As summer break arrives, Joker returns to Tokyo and reunites with friends from his Phantom Thieves days. But when a new threat emerges and puts their vacation plans on hold, The Phantom Thieves of Heart re-enter the stage to save the day and clear their name in the process.
When Persona 5 was released, it became a massive success within the RPG genre. And it became even bigger once its main protagonist Joker got announced for Super Smash Brothers Ultimate as the first official DLC character (not counting the Piranha Plant pre-order bonus).
Now, two years later, the western market is getting its hold of what is officially a sequel to the original. However, unlike its first entry, which has yet to be ported to other consoles outside of PS3 and PS4, the sequel arrives for Playstation 4, Steam, and Nintendo Switch. Having played the expanded version (Persona 5 Royal) and being someone that spends most of his time reviewing games for Nintendo consoles, it felt quite fitting to review this persona(l) experience and strike while the iron was hot
Whereas the original is more of a turn-based RPG, which gives you the freedom to approach your journey and school year in whichever way you chose, Strikers takes a different approach. Its hack n slash battle system, reminiscent of a Dynasty Warriors game, makes the experience more linear and direct than the previous installment. Though the hack n slash angle is to be expected with Koei Tecmo being involved, it never comes off as a crossover like Age of Calamity does. Speaking of its Dynasty Warriors-style, unlike in the Breath of The Wild prequel, there is next to nothing when it comes to a noticeable frame rate drop. I dare say there were so few of them that one could argue this point is a nitpick. This goes for playing handheld and/or docked.

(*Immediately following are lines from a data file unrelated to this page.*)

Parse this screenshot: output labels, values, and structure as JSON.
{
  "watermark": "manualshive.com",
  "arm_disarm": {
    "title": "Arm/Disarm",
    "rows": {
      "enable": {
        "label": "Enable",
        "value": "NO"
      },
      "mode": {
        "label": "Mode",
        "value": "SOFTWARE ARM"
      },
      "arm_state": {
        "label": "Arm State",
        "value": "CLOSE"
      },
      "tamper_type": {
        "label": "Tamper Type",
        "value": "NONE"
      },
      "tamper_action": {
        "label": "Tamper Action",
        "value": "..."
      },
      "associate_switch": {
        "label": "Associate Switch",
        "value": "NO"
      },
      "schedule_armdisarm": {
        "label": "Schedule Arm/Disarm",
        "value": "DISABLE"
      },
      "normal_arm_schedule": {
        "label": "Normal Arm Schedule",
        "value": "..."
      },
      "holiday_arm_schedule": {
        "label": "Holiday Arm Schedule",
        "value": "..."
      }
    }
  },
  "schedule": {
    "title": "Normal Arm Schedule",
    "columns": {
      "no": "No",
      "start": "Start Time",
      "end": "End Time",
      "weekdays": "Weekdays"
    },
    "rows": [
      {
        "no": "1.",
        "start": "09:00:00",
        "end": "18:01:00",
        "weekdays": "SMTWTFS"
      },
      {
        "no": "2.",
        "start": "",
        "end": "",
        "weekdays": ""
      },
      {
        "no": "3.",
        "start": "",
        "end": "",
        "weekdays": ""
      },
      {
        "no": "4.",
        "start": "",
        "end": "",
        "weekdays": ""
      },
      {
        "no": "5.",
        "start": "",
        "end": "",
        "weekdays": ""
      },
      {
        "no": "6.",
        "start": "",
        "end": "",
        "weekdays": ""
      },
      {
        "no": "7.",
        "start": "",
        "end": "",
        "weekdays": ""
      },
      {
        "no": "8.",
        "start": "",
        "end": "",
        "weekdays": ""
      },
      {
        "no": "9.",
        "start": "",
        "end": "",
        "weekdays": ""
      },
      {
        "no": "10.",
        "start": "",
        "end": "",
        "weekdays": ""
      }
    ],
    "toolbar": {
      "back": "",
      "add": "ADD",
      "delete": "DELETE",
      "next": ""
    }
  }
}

However, the biggest problems within the game lie in the structure of the “jails” that you infiltrate. Due to the lack of abilities to garner the game’s answer to a traditional “mana potion”, you could find yourself constantly looking for the closest checkpoint you can find to exit and re-enter a jail for the sake of refilling your Stamina Points; because you need SP to use your “Personas” abilities. It arguably kills the flow of the gameplay in many instances. If the developers had simply added something such as it being re-filled whenever a character leveled up, which is common on most Koei Tecmo crossovers, it would had helped a great deal.
The voice acting for this game is superb. Both the veterans that return to their respective roles and the newcomers introduced to the world of Persona 5 excel in their performances.
I don’t often mention this aspect of a piece of media in my reviews; but it would be blasphemous if I did not mention Persona 5 Strikers original soundtrack. It inherits the torch of top tier video game music from its predecessor and keeps it lit proudly. There is a reason why these catchy tunes have already blown up on Spotify.
I find this game a worthy sequel to the original Persona 5, even with its flaws. The story is easy to follow even without playing the prequel, but Persona 5 Strikers is without question a game that is easier to recommend to fans of the original, even with the changes of gameplay in mind.